Jan 19, 2021

What is the Data Migration process about ? (Data Migration 101)

I decided to write this post as many times during the many projects that I have done over the last years, I keep on receiving the same questions over and over about what is the information that needs to be converted from a Legacy System into SAP, what is the strategy that we should follow and how to approach the different objects.

I haven't read anything on the subject out there, so I decided to write a Post about it.

Data conversion is the process of moving and translating the data from your Legacy System (any type or brand of legacy system) into your Target system during a system implementation so the new System can take over the operations and have the data ready and loaded for it. This process is called ETL (Extract, Transform, Load). 


Process

You will Extract all the different data objects from your Legacy System Database. This extraction could be done into multiple formats. It could be flat files (ASCII or Text), it could be into Excel Files, Access or SQL Database, into any other type of Database, you could use SAP Data Services (SAP's product for Data transformation and loading into SAP), or it could be into Staging Tables.

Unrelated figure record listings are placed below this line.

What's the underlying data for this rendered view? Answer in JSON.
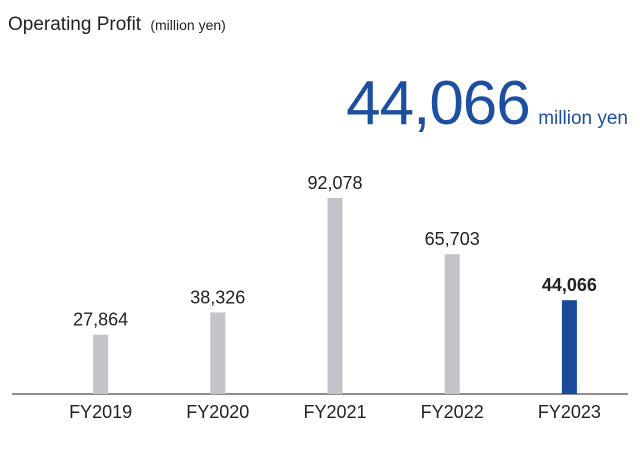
{
  "title": "Operating Profit",
  "title_unit": "(million yen)",
  "headline": {
    "value": "44,066",
    "unit": "million yen"
  },
  "colors": {
    "bar": "#c4c4c8",
    "highlight": "#1a4b9a",
    "axis": "#4a4a4a",
    "headline": "#1d4fa0"
  },
  "chart_data": {
    "type": "bar",
    "categories": [
      "FY2019",
      "FY2020",
      "FY2021",
      "FY2022",
      "FY2023"
    ],
    "values": [
      27864,
      38326,
      92078,
      65703,
      44066
    ],
    "value_labels": [
      "27,864",
      "38,326",
      "92,078",
      "65,703",
      "44,066"
    ],
    "highlight_index": 4,
    "title": "Operating Profit",
    "xlabel": "",
    "ylabel": "",
    "ylim": [
      0,
      100000
    ],
    "grid": false,
    "legend": "none"
  }
}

Your data source might not be necessary a database, it could be Excel spreadsheets too.

Once the Data has been extracted, you will start the Transformation of it. This is the process where you will build your Dictionary that will help you understand / translate your Data Values and records between your Legacy System and your New System. Why ? Because your new system will have different fields, new fields and fields that do not mean the same and/or are not used the same way as in your old system. So for that you will have to build correspondence tables between one value in the old and the new value. There could be values that will have a 1:1 relationship, n:1 or 1:n, so you have to build all those mapping rules.

Ex. Your Customer or Vendor Numbers might need to be changed from one system to the other, Your General Ledger Accounts numbers might be different, or your old system might not have Cost Centers and your new System does. 

Like this you could have hundreds of examples within the different areas / modules of the system where you will have values that will need to be replaced by new values.

Now these mapping tables, are not static; some of them will evolve during the course of your implementation project so you need to instrument a mechanism to maintain them updated to prevent any records being rejected by your new system because you did not maintain the mapping. Some will even need to be maintained up until the very last minute. Ex. Customers and Vendors.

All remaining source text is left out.